Once again I've found myself without my camera when a great photo op presented itself. I really must go back and get one of the guys doing the road repairs. In the meantime, I'll try to describe the scene. The road between West End and Flowers Bay is dreadful, full of potholes, some quite deep, and I find myself having to go over that road rather frequently since our friend Kristin moved. We also have to go over that same stretch of road to go to Tabyana Beach at West Bay, a favorite snorkeling spot, so I was quite happy to see that the road was finally going to be fixed. When I saw the crew's set-up, I was really intrigued.
The road crew seems to consist of about four men. They have a dump truck full of gravel parked beside the road and just behind the truck they have built a fire.
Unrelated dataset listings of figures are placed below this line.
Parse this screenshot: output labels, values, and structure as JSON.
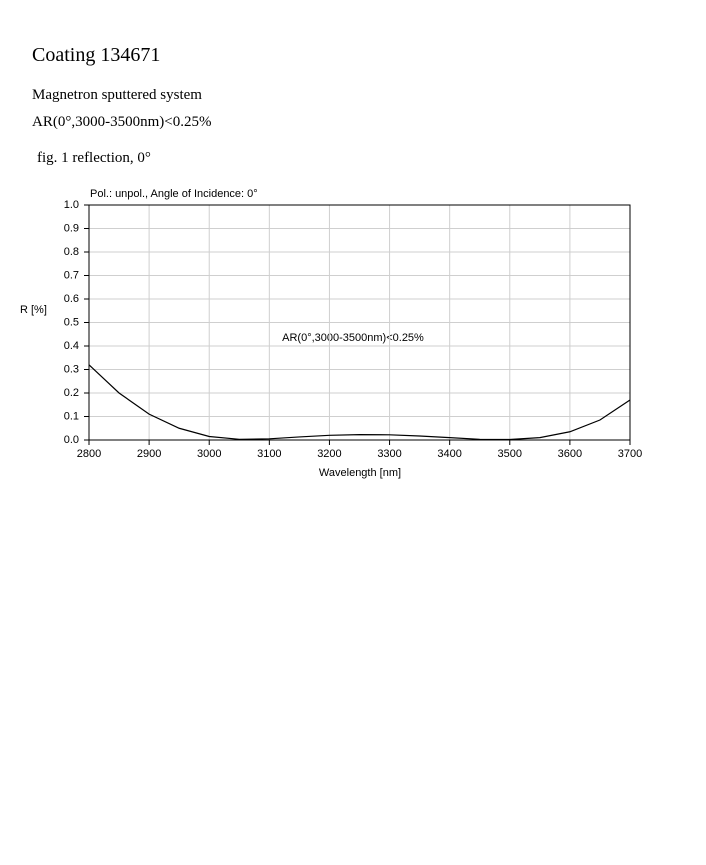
{
  "header": {
    "title": "Coating 134671",
    "subtitle": "Magnetron sputtered system",
    "spec": "AR(0°,3000-3500nm)<0.25%",
    "figure_caption": "fig. 1 reflection, 0°"
  },
  "chart_data": {
    "type": "line",
    "title": "Pol.: unpol., Angle of Incidence: 0°",
    "x_label": "Wavelength [nm]",
    "y_label": "R [%]",
    "annotation": "AR(0°,3000-3500nm)<0.25%",
    "x": [
      2800,
      2850,
      2900,
      2950,
      3000,
      3050,
      3100,
      3150,
      3200,
      3250,
      3300,
      3350,
      3400,
      3450,
      3500,
      3550,
      3600,
      3650,
      3700
    ],
    "series": [
      {
        "color": "#000000",
        "values": [
          0.32,
          0.2,
          0.11,
          0.05,
          0.015,
          0.003,
          0.005,
          0.013,
          0.02,
          0.023,
          0.022,
          0.017,
          0.01,
          0.003,
          0.002,
          0.01,
          0.035,
          0.085,
          0.17
        ]
      }
    ],
    "xlim": [
      2800,
      3700
    ],
    "xticks": [
      2800,
      2900,
      3000,
      3100,
      3200,
      3300,
      3400,
      3500,
      3600,
      3700
    ],
    "ylim": [
      0,
      1
    ],
    "yticks": [
      {
        "value": 0,
        "label": "0.0"
      },
      0.1,
      0.2,
      0.3,
      0.4,
      0.5,
      0.6,
      0.7,
      0.8,
      0.9,
      {
        "value": 1,
        "label": "1.0"
      }
    ],
    "grid": true
  }
}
Over the fire is a 55 gallon drum split in half vertically where they are making and mixing their own asphalt. Near the fire is what appears to be a propane gas tank, another 55 gallon drum and a couple of wheelbarrows. One man tends the fire, one carts the asphalt mixture to the next pothole, one fills the hole and smooths the asphalt with a rake, and I guess the other man must have a hand in the mixing of the materials. It is a slow, labor-intensive process. They started working on it last Friday and haven't covered much distance, but what they have done looks good. I haven't noticed the usual acrid smell of tar, so I don't know what they are using in their mixture. If my Spanish was better, I suppose I could ask.
Don went over some interesting roads today, going back into one of the colonias to start working on the next house. A team from Canada came in yesterday and Don is helping them build a house for a woman from our church named Concepcion. I'll have to send the camera along with him one day. He said the roads get pretty rough when you start going up over the hills and, of course, they're not paved. Concepcion's house will be at the top of one of those hills.